Pesquisas indicam que PSOE pode ficar em primeiro, mas com menos votos que na eleição passada. Opositores, especialmente extrema direita, cresceria, mas sem número suficiente para formar governo

Cartazes de campanha dos principais candidatos ao governo da Espanha

Os eleitores espanhóis vão às urnas neste domingo com a perspectiva de que o pleito – o quarto em quatro anos – não resolverá o bloqueio político. Ou seja, que dificilmente um dos candidatos consiga maioria para formar governo, como aconteceu na eleição de 28 de abril passado. Na ocasião, Pedro Sánchez, do Partido Socialista Obreiro Espanhol (PSOE), ficou em primeiro lugar, com 123 deputados, mas longe dos 176 parlamentares necessários para garantir a sua investidura.

Além de não ter a maioria no Congresso, não foi hábil o suficiente para pactar com o partido Unidas Podemos, de Pablo Iglesias, para formar governo, preferindo partir para novas eleições.

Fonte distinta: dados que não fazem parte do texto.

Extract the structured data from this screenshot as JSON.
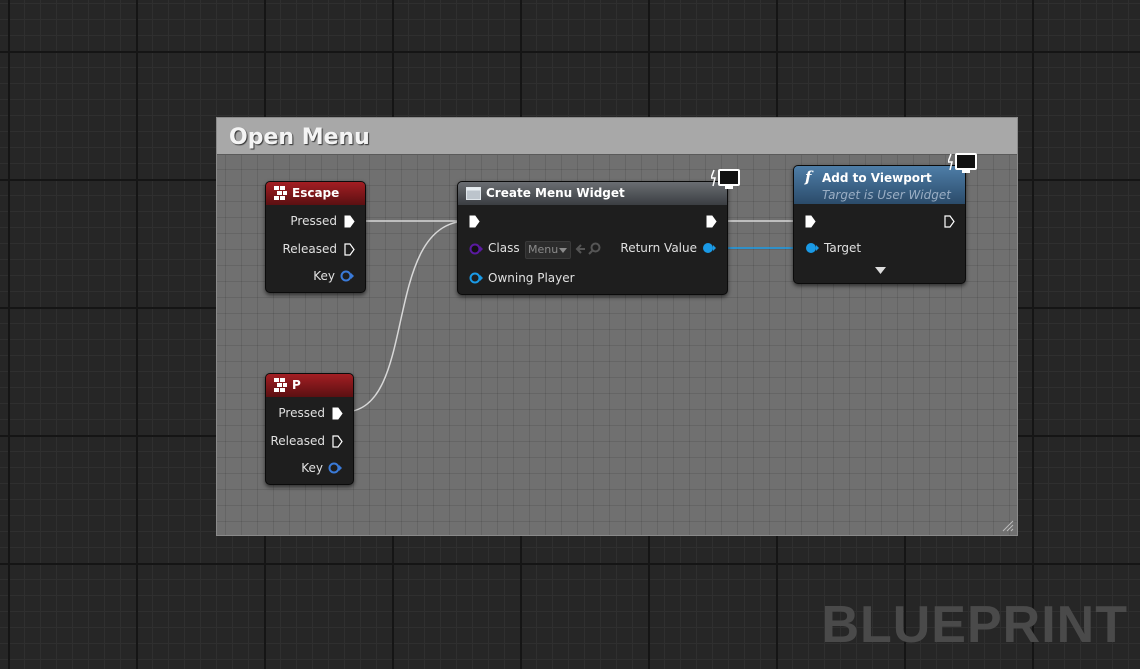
{
  "comment": {
    "title": "Open Menu"
  },
  "nodes": {
    "escape": {
      "title": "Escape",
      "pressed": "Pressed",
      "released": "Released",
      "key": "Key"
    },
    "p": {
      "title": "P",
      "pressed": "Pressed",
      "released": "Released",
      "key": "Key"
    },
    "create_widget": {
      "title": "Create Menu Widget",
      "class_label": "Class",
      "class_value": "Menu",
      "owning_player": "Owning Player",
      "return_value": "Return Value"
    },
    "add_to_viewport": {
      "title": "Add to Viewport",
      "subtitle": "Target is User Widget",
      "target": "Target"
    }
  },
  "watermark": "BLUEPRINT",
  "colors": {
    "exec": "#ffffff",
    "object_pin": "#1a9ae6",
    "class_pin": "#5a1aa0",
    "key_pin": "#3a7ad8",
    "event_header": "#a31e23",
    "function_header": "#4e7ea8"
  }
}
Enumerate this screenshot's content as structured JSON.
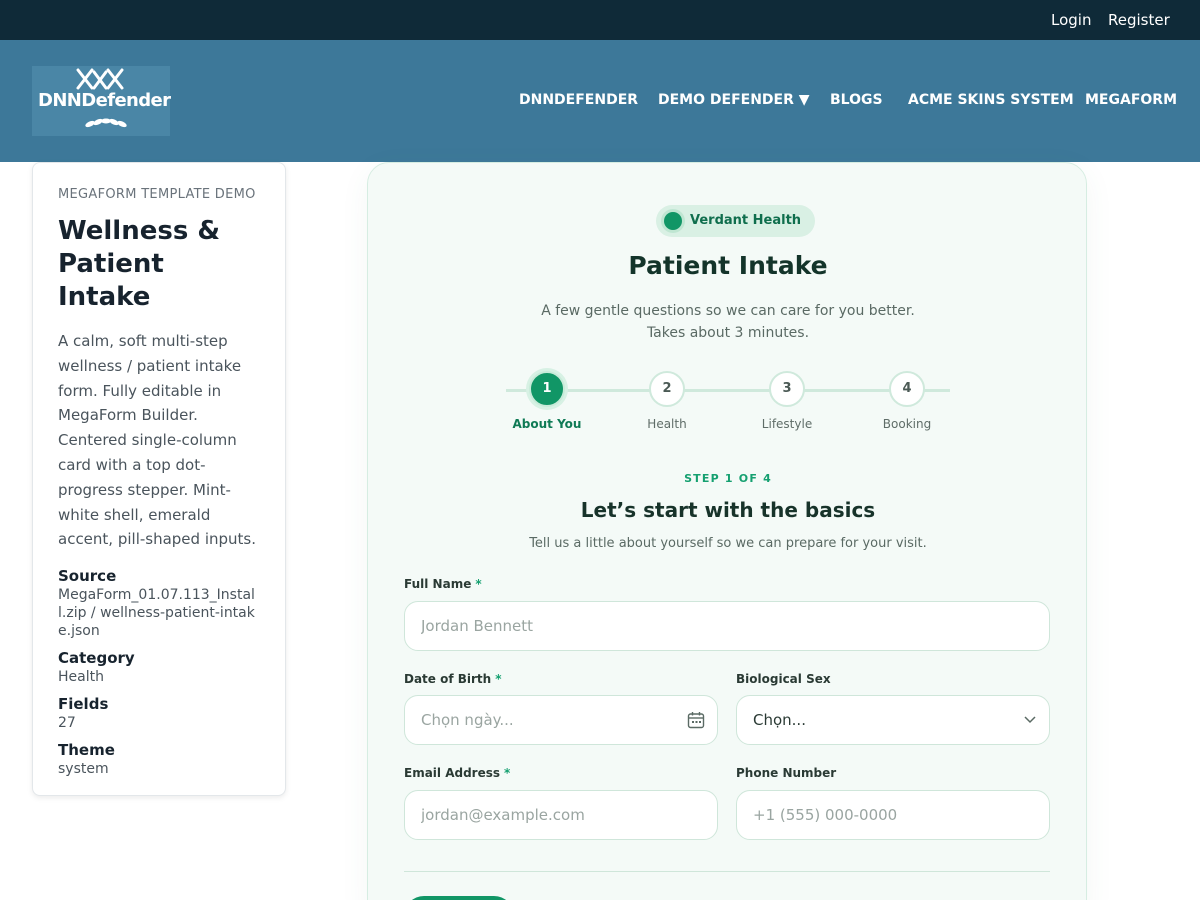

Naquele momento, Sánchez tinha indicativos que poderia somar mais votos e se aproximar ou chegar à maioria nestas eleições.

Contudo, as recentes pesquisas demonstram que a jogada do socialista pode lhe custar a redução de assentos no Congresso espanhol. As simulações apontam que o PSOE conseguiria agora cerca de 117 deputados, seguido por Partido Popular de Pablo Casado (92) e pela sigla de extrema direita Vox de Santiago Abascal (46), que ascendeu na reta final. Unidas Podemos (35) e Cidadãos de Alberto Riveira (18) aparecem na sequência.

Esses números demonstram que a sigla mais beneficiada nesta eleição será Vox, cujas esquerdas conseguiram barrar o ascenso no pleito passado. Santiago Abascal tem a possibilidade de ver seu partido se tornar a terceira força no parlamento, disputando esse espaço com Unidas Podemos. Por outro lado, Cidadãos despencaria perdendo mais da metade dos deputados que havia eleito em abril. Pablo Casado se recuperaria ampliando o número de assentos e ficando em segundo lugar.

Contudo, a soma entre os blocos de esquerda e de direita não seriam suficientes para pactar a formação de um novo governo. A chave para o desempate ficaria mais uma vez nas mãos dos deputados independentistas de Esquerda Repúblicana da Catalunha (ERC), Juntos por Catalunha e a Candidatura de Unidade Popular (CUP), que juntos podem somar 24 deputados.

A Catalunha foi o tema central da campanha eleitoral, com PSOE, PP, Cidadãos e Vox disputando o pódio de quem seria o mais repressor com a comunidade autônoma que pleiteia a independência. A condenação dos nove líderes presos, que em 2017, participaram do processo de independência, a penas que juntas somam quase cem anos, aumentou a tensão na região.

Desde 14 de outubro, quando foi divulgada a sentença pelo Tribunal Supremo,os protestos têm sido diários, como os ocorridos em todo território neste sábado como o concerto musical ocorrido na Praça Universidade, em barcelona, convocado pelo movimento Tsunami democràtic.

Concerto musical em Barcelona, um dos atos do movimento Tsunami Democràtic, para protestar contra sentença aos líderes catalães

O que fez com que o estado espanhol aumentasse a repressão e recorresse à violência policial para frear os manifestantes. Muitos dos quais foram feridos durante protestos, além de prisões de jovens cujos relatos indicam que foram vítimas de tortura.

Com a dura sentença contra os independentistas Sánchez pensava que somaria mais votos. Tanto que seu discurso e mote de campanha estiveram praticamente focados na Catalunha, se assemelhando muito aos dos seus opositores de direita. Contudo, só serviu de alimento para a extrema direita, beneficiando a Vox e ao PP. O que pode manter o país sem governo efetivo. Neste domingo os eleitores espanhóis decidirão.